🤖 AI Summary
Traditional statistical models struggle to capture spatiotemporal dynamics characterized by environmental heterogeneity and complex interactions. This work proposes a dynamic spatiotemporal statistical model based on the Fourier Neural Operator (FNO-DST), which, for the first time, integrates FNO into a statistical modeling framework. Without requiring explicit knowledge of the underlying partial differential equations (PDEs), FNO-DST directly learns the solution operator from input–output data pairs, enabling efficient and highly accurate spatiotemporal prediction alongside reliable uncertainty quantification.
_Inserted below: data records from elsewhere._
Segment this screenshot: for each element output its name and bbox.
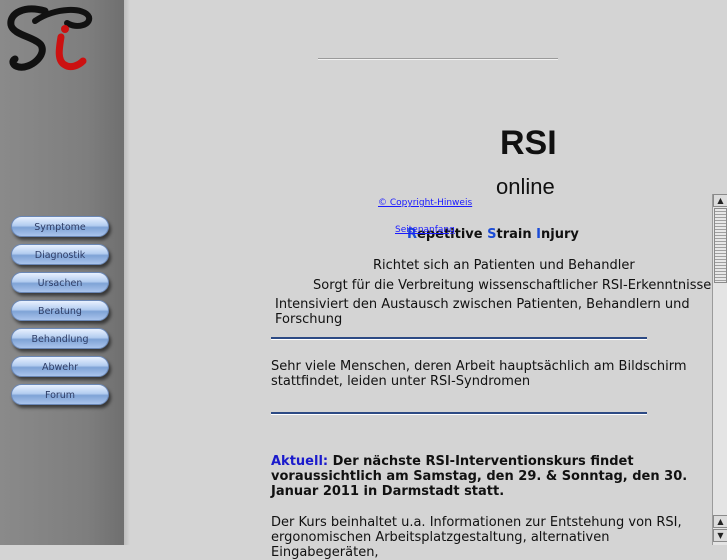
scroll-thumb[interactable] xyxy=(714,208,727,283)
section-divider-2 xyxy=(271,412,647,415)
scroll-up-arrow-icon-2[interactable]: ▲ xyxy=(713,515,727,528)
point-3: Intensiviert den Austausch zwischen Pati… xyxy=(275,297,690,327)
point-1: Richtet sich an Patienten und Behandler xyxy=(373,258,635,273)
rest-s: train xyxy=(496,227,537,242)
course-text: Der Kurs beinhaltet u.a. Informationen z… xyxy=(271,515,682,560)
sidebar: Symptome Diagnostik Ursachen Beratung Be… xyxy=(0,0,124,545)
top-divider xyxy=(318,58,558,60)
scroll-down-arrow-icon[interactable]: ▼ xyxy=(713,529,727,542)
scroll-up-arrow-icon[interactable]: ▲ xyxy=(713,194,727,207)
page-subtitle: online xyxy=(496,174,555,199)
si-logo[interactable] xyxy=(5,3,95,75)
nav-abwehr-button[interactable]: Abwehr xyxy=(11,356,109,377)
nav-beratung-button[interactable]: Beratung xyxy=(11,300,109,321)
copyright-link[interactable]: © Copyright-Hinweis xyxy=(378,198,472,208)
nav-forum-button[interactable]: Forum xyxy=(11,384,109,405)
point-2: Sorgt für die Verbreitung wissenschaftli… xyxy=(313,278,712,293)
news-text: Der nächste RSI-Interventionskurs findet… xyxy=(271,454,688,499)
rest-i: njury xyxy=(540,227,579,242)
sidebar-divider xyxy=(124,0,130,545)
nav-ursachen-button[interactable]: Ursachen xyxy=(11,272,109,293)
nav-behandlung-button[interactable]: Behandlung xyxy=(11,328,109,349)
intro-text: Sehr viele Menschen, deren Arbeit haupts… xyxy=(271,359,687,389)
news-label: Aktuell: xyxy=(271,454,329,469)
scrollbar-upper[interactable]: ▲ xyxy=(712,194,727,545)
page-title: RSI xyxy=(500,124,557,162)
section-divider-1 xyxy=(271,337,647,340)
nav-symptome-button[interactable]: Symptome xyxy=(11,216,109,237)
news-block: Aktuell: Der nächste RSI-Interventionsku… xyxy=(271,454,711,499)
cap-s: S xyxy=(487,227,497,242)
top-of-page-link[interactable]: Seitenanfang xyxy=(395,225,455,235)
scrollbar-lower[interactable]: ▲ ▼ xyxy=(712,515,727,545)
nav-diagnostik-button[interactable]: Diagnostik xyxy=(11,244,109,265)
Evaluated on both synthetic data from nonlinear PDE simulations and real-world datasets—including Atlantic sea surface temperature and European precipitation—FNO-DST substantially outperforms existing methods, demonstrating superior predictive accuracy and well-calibrated uncertainty estimates.
📝 Abstract
Spatio-temporal process models are often used for modeling dynamic physical and biological phenomena that evolve across space and time. These phenomena may exhibit environmental heterogeneity and complex interactions that are difficult to capture using traditional statistical process models such as Gaussian processes. This work proposes the use of Fourier neural operators (FNOs) for constructing statistical dynamical spatio-temporal models for forecasting. An FNO is a flexible mapping of functions that approximates the solution operator of possibly unknown linear or non-linear partial differential equations (PDEs) in a computationally efficient manner. It does so using samples of inputs and their respective outputs, and hence explicit knowledge of the underlying PDE is not required. Through simulations from a nonlinear PDE with known solution, we compare FNO forecasts to those from state-of-the-art statistical spatio-temporal-forecasting methods. Further, using sea surface temperature data over the Atlantic Ocean and precipitation data across Europe, we demonstrate the ability of FNO-based dynamic spatio-temporal (DST) statistical modeling to capture complex real-world spatio-temporal dependencies. Using collections of testing instances, we show that the FNO-DST forecasts are accurate with valid uncertainty quantification.